"Showbiz" est le premier album de Muse, le groupe étant à l'époque loin d'être le phénomène mondial qu'il va devenir. Muse est le énième nom que les trois jeunes gens (ils sont tous âgés de 21 ans) originaires de Teignmouth se sont donnés, le monde ayant évité de devoir aduler les Carnage Mayhem ou autres Rocket Baby Dolls comme ils se nommèrent à un moment de leur existence. Malgré leur jeune âge, les trois musiciens jouent ensemble depuis presque dix ans et ont derrière eux une déjà longue expérience de la scène.
Cela explique probablement l'incroyable énergie qui se dégage à l'écoute de cet album. Certes, Muse n'est pas le premier groupe a joué un rock survitaminé aux riffs de guitare assassins, roulements de caisse fracassants et basse vrombissante. Mais il y met une telle ardeur que la musique semble à l'étroit et comprimée dans son CD et qu'elle menace à tout instant de déborder.
Car ceux qui ne connaissent le groupe qu'au travers des ondes FM seront certainement surpris de la rugosité des chansons de "Showbiz". Guitares saturées, voix distordues, effets larsen, tempos élevés, le son de l'album est brut de fonderie et la musique se reçoit comme un coup de poing. L'énergie est même parfois un peu brouillonne et le groupe frôle de temps à autres la cacophonie (le final cataclysmique de 'Showbiz', le trash et bruyant 'Sober').

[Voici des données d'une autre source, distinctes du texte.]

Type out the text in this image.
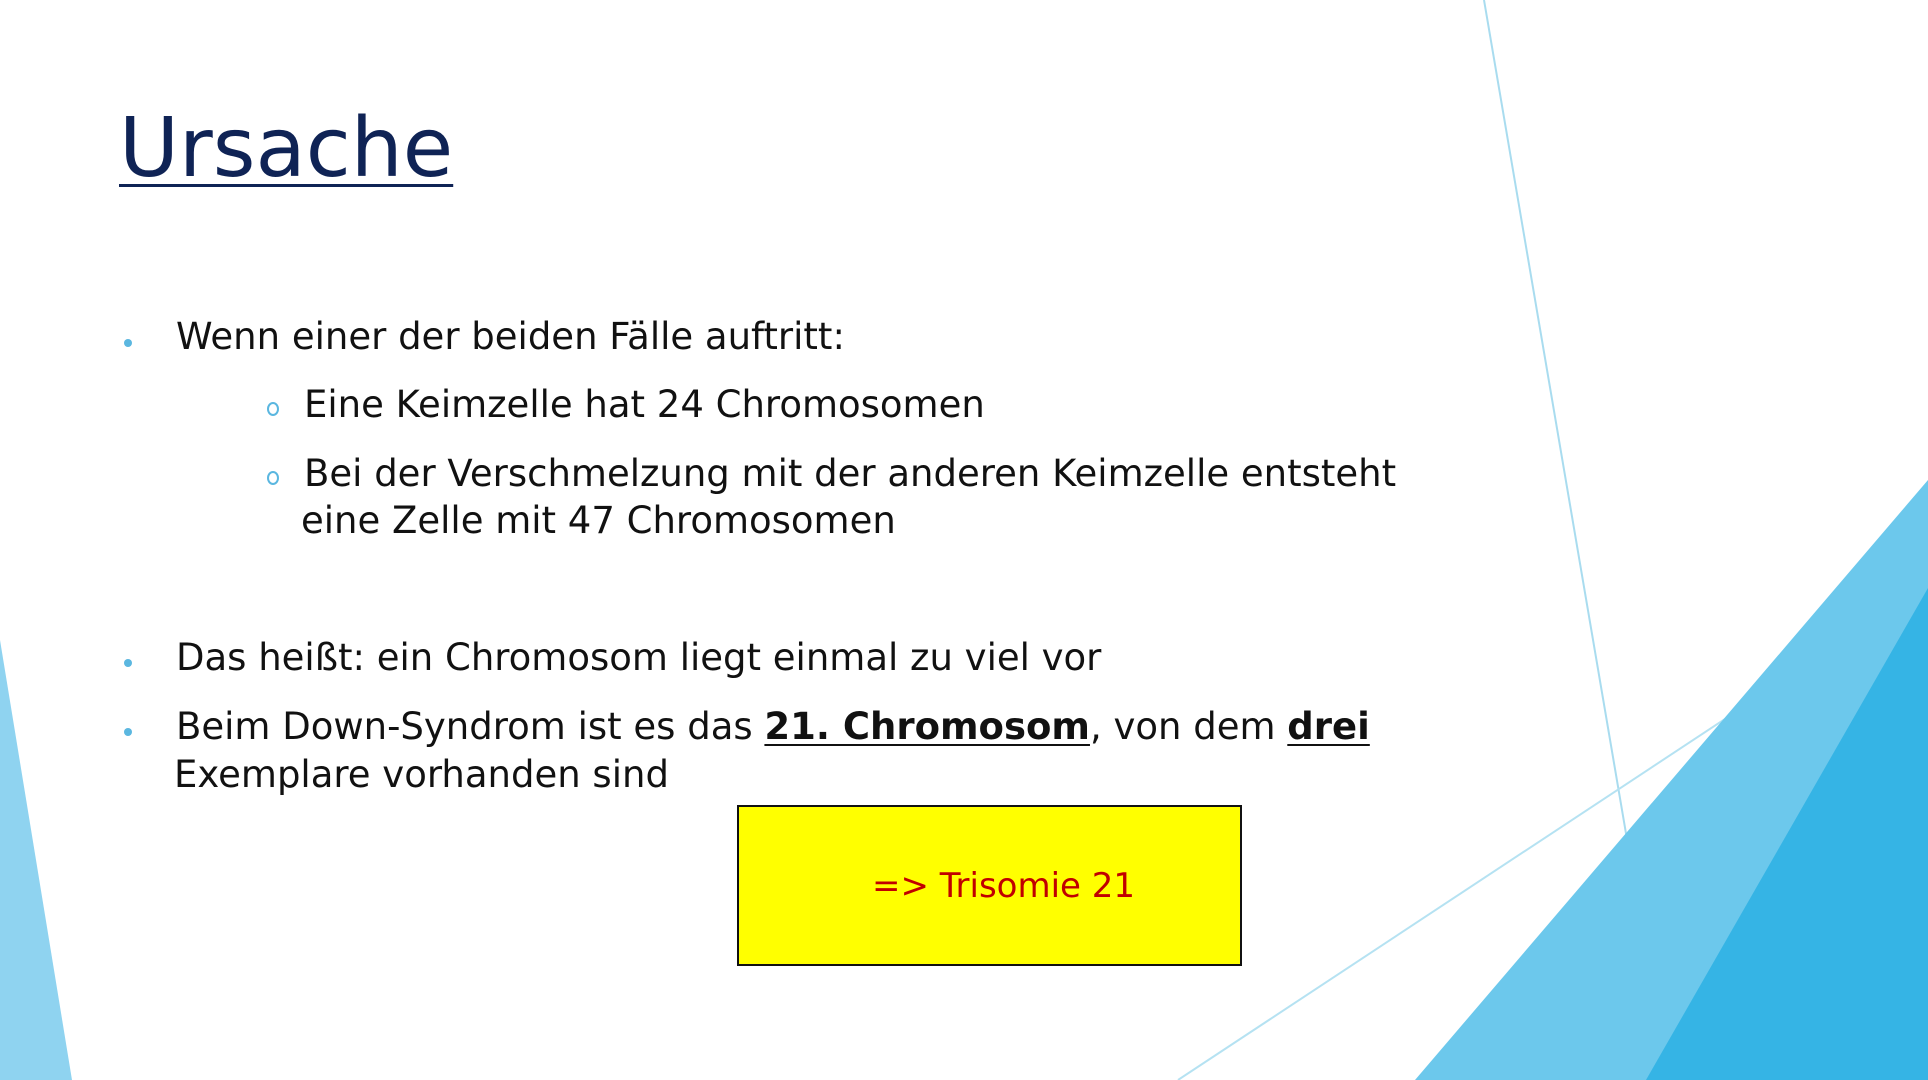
Ursache
Wenn einer der beiden Fälle auftritt:
Eine Keimzelle hat 24 Chromosomen
Bei der Verschmelzung mit der anderen Keimzelle entsteht
eine Zelle mit 47 Chromosomen
Das heißt: ein Chromosom liegt einmal zu viel vor
Beim Down-Syndrom ist es das 21. Chromosom, von dem drei
Exemplare vorhanden sind
=> Trisomie 21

Mais la plupart du temps, Muse domine largement son sujet et il est alors difficile à l'auditeur de lui résister. 'Muscle Museum', 'Cave' et 'Showbiz' sont une brillante démonstration du magnétisme viscéral qui se dégage de l'album.
Tout n'est d'ailleurs pas que fureur et le groupe sait intelligemment faire retomber l'adrénaline dans des moments plus calmes ménagés par quelques titres apaisés, du moins en surface. Le blues détourné et confidentiel de 'Falling Down', 'Unitended', berceuse surnaturelle et contrepoint astucieux à la fureur incontrôlable de 'Showbiz' qui l'a précédé, 'Escape', slow plus désespéré que langoureux ou 'Hate This & I'll Love You', ballade acoustique (du moins sur le début) dont Muse prendra soin d'en insérer une sur chacun de ses albums, permettent aux musiciens de démontrer qu'ils savent catalyser leur bouillonnement intérieur à bon escient.

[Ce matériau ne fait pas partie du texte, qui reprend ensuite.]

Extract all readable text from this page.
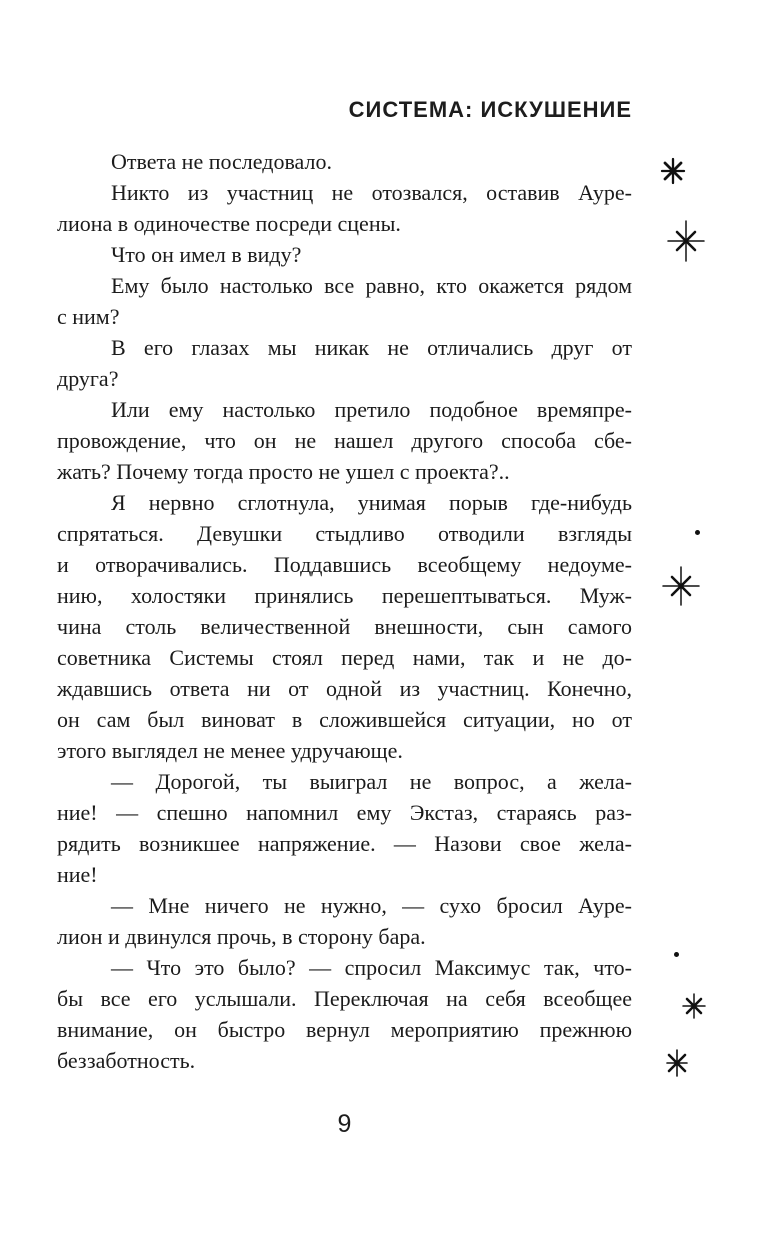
СИСТЕМА: ИСКУШЕНИЕ
Ответа не последовало.
Никто из участниц не отозвался, оставив Ауре-
лиона в одиночестве посреди сцены.
Что он имел в виду?
Ему было настолько все равно, кто окажется рядом
с ним?
В его глазах мы никак не отличались друг от
друга?
Или ему настолько претило подобное времяпре-
провождение, что он не нашел другого способа сбе-
жать? Почему тогда просто не ушел с проекта?..
Я нервно сглотнула, унимая порыв где-нибудь
спрятаться. Девушки стыдливо отводили взгляды
и отворачивались. Поддавшись всеобщему недоуме-
нию, холостяки принялись перешептываться. Муж-
чина столь величественной внешности, сын самого
советника Системы стоял перед нами, так и не до-
ждавшись ответа ни от одной из участниц. Конечно,
он сам был виноват в сложившейся ситуации, но от
этого выглядел не менее удручающе.
— Дорогой, ты выиграл не вопрос, а жела-
ние! — спешно напомнил ему Экстаз, стараясь раз-
рядить возникшее напряжение. — Назови свое жела-
ние!
— Мне ничего не нужно, — сухо бросил Ауре-
лион и двинулся прочь, в сторону бара.
— Что это было? — спросил Максимус так, что-
бы все его услышали. Переключая на себя всеобщее
внимание, он быстро вернул мероприятию прежнюю
беззаботность.
9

Enfin, impossible de parler de Muse sans dire quelques mots du chant de Matthew Bellamy. Quelques critiques s'émurent d'une ressemblance avec Thom Yorke (Radiohead) confinant au plagiat. Certes, les deux hommes n'hésitent pas à pousser dans les aigus et leur chant est généralement plaintif, mais la ressemblance s'arrête là. Le timbre de Bellamy est plus aigu et sa tessiture est bien plus impressionnante que celle du leader de Radiohead. Par ailleurs, le chanteur de Muse n'hésite pas à se livrer à une certaine démesure, montant très haut dans les aigus, abusant du vibrato et du groove, et s'éternisant plus que de raisonnable sur des notes étirées à l'extrême. Que sa voix et surtout sa technique ne laissent pas indifférent, c'est compréhensible, mais on ne peut pas enlever à Matthew Bellamy ses capacités vocales ni le fait que sa voix est une signature immédiatement reconnaissable.
Pour un premier album d'un tout jeune groupe, "Showbiz" se pose comme une vraie réussite et un début des plus prometteurs que la suite des événements viendra confirmer. Si le disque est plus âpre et moins discipliné que ses successeurs, il contient son lot de tubes potentiels à l'énergie communicative.